Left shift operators in c

Question

I am learning about left shift operators and for multiplying a number with 10 I am using this code.

long int num=a<<3+a<<1;

so that no. a first multiplies with 8 and then with 2 and on adding gets a*10 which is stored in num.

But its giving some strange result like for 5 its 2560, for 6 its 6144.
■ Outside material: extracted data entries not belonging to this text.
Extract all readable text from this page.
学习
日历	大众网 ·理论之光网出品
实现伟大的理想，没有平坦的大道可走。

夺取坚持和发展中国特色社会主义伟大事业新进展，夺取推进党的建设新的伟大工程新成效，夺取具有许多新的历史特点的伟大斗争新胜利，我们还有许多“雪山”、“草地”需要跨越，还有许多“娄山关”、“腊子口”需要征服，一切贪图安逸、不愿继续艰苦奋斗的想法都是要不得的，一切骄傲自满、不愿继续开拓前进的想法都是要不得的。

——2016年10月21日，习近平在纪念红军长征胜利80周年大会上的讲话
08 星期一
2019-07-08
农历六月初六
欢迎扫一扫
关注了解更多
Can anyone please explain whats wrong in that implementation?

Answer 1

You have a problem with precedence - the order operators are performed. + binds more tightly than <<, so:

a<<3+a<<1

actually means: a << (a+3) << 1

for 5 that is 5 << 8 << 1 which is 2560 :)

You need: (a<<3) + (a<<1)

See: http://www.swansontec.com/sopc.html for clarification.

Answer 2

怎么warning: suggest parentheses around '+' inside '<<'

Answer 3

The format you are using actually goes this way..

num=a<<(3+a)<<1;

make some difference between the two application of shift operators by using parenthesis like

num=(a<<3)+(a<<1);

Answer 4

+ is processed before << .

Use (a<<3)+(a<<1)

Answer 5

<< operator has less precedence than + operator (Thumb rule Unary Arthematic Relational Logical )

so use braces

     int num = (a<<3) + (a<<1);